ISLAMABAD: Islamabad’s prosecutors have been working on the basis of makeshift arrangements without monetary compensation for five years.

There are currently 14 state prosecutors working in the Islamabad High Court (IHC) who are not paid a salary. Some of them have been working there five years, and others have joined the gratis job in the last couple of years.

These prosecutors have been deployed in the IHC’s seven courts, where they represent the state in criminal cases, including some high profile ones.

One prosecutor remarked that in cases where defence counsel charge millions in legal fees for a single case, the prosecutor does not get paid after a month of work on multiple cases.

This may be one reason that the IHC in May lambasted the criminal justice system for causing agony to litigants. The court went on to say: “We have no hesitation in stating that in the current circumstances this faith [in the criminal justice system] would be totally misguided. Notwithstanding and conceding the weaknesses and shortcomings of the judicial branch, it is dependent on the integrity, quality and professionalism of the other most important stakeholder, i.e. the police, the prison authorities and the prosecution.

“Whether due to corruption, complacency or sheer incompetence and lack of professionalism, the criminal justice system is definitely not serving its purpose; rather it is perpetuating miscarriages of justice and appears to have become a source of grave injustice.”

While observing the “incompetence, outdated and obsolete” investigation techniques and the “lack of probity and professionalism” in a specific murder case, the court added: “Regretfully, this is not an isolated case, but a general pattern observed in most of the cases.
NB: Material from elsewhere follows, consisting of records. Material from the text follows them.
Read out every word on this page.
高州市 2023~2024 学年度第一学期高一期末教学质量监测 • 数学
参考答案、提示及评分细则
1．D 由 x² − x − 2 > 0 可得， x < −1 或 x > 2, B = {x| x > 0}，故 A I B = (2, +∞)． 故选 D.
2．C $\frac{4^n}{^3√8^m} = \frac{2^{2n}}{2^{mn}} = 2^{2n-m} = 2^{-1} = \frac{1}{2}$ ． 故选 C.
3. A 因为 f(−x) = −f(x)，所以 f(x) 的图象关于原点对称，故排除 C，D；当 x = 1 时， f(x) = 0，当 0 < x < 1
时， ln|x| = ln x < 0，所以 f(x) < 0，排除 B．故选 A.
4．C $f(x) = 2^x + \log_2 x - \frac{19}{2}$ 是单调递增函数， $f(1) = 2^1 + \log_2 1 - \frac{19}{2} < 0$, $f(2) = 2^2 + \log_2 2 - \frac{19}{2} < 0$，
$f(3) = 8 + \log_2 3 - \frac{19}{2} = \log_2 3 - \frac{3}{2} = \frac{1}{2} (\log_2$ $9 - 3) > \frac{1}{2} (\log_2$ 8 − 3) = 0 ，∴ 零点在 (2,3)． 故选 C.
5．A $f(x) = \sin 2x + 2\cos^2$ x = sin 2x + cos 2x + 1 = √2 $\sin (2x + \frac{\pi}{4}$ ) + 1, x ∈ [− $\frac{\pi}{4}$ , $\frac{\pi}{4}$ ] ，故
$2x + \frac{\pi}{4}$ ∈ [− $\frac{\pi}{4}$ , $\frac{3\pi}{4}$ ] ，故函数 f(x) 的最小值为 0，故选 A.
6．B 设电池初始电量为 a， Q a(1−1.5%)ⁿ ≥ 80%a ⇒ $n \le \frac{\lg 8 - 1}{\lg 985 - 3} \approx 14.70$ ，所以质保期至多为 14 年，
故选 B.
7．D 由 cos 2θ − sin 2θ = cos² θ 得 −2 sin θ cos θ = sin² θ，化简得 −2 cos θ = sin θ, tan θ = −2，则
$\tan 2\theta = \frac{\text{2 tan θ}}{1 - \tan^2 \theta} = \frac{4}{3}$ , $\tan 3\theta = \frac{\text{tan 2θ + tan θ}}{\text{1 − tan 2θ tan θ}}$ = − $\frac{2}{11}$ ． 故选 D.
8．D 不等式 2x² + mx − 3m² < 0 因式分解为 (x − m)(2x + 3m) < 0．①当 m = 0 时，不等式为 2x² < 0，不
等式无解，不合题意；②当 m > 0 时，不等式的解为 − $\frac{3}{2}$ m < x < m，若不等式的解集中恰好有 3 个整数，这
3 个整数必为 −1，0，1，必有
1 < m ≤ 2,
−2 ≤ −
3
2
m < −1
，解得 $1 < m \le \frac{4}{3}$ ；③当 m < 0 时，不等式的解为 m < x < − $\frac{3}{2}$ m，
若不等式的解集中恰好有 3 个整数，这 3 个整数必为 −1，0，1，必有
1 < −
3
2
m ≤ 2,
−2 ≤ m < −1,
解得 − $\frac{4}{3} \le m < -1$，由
It has been observed that, invariably, the investigating officers either appear to be complacent, compromised or totally incompetent.”

The court said: “The low-paid investigating officer does not have sufficient resources to visit the crime scene when a crime is reported, let alone transporting the sealed samples and arranging the payment of the fee to the official laboratory for conducting chemical examinations. It is not a secret that parties, invariably the victims, are asked for money because sufficient official resources for conducting investigations are not available.”

The advocate general Islamabad, who is also working as the prosecutor general of Islamabad, Niazullah Khan Niazi when contacted said that the system is being upgraded for better coordination between the investigation officer and the prosecutor so they can file a well-organised and cohesive charge sheet and submit evidence in a more effective way.

He said that the government has also introduced a bill to set up a prosecution department in Islamabad and strengthen the office of the advocate general.

After the law comes into force, he said, prosecutors will be paid a reasonable salary and efforts are ongoing to compensate prosecutors until they start being paid regularly.

Mr Niazi also claimed that free prosecution work gives junior lawyers the opportunity to learn and work against very senior lawyers at the high court level.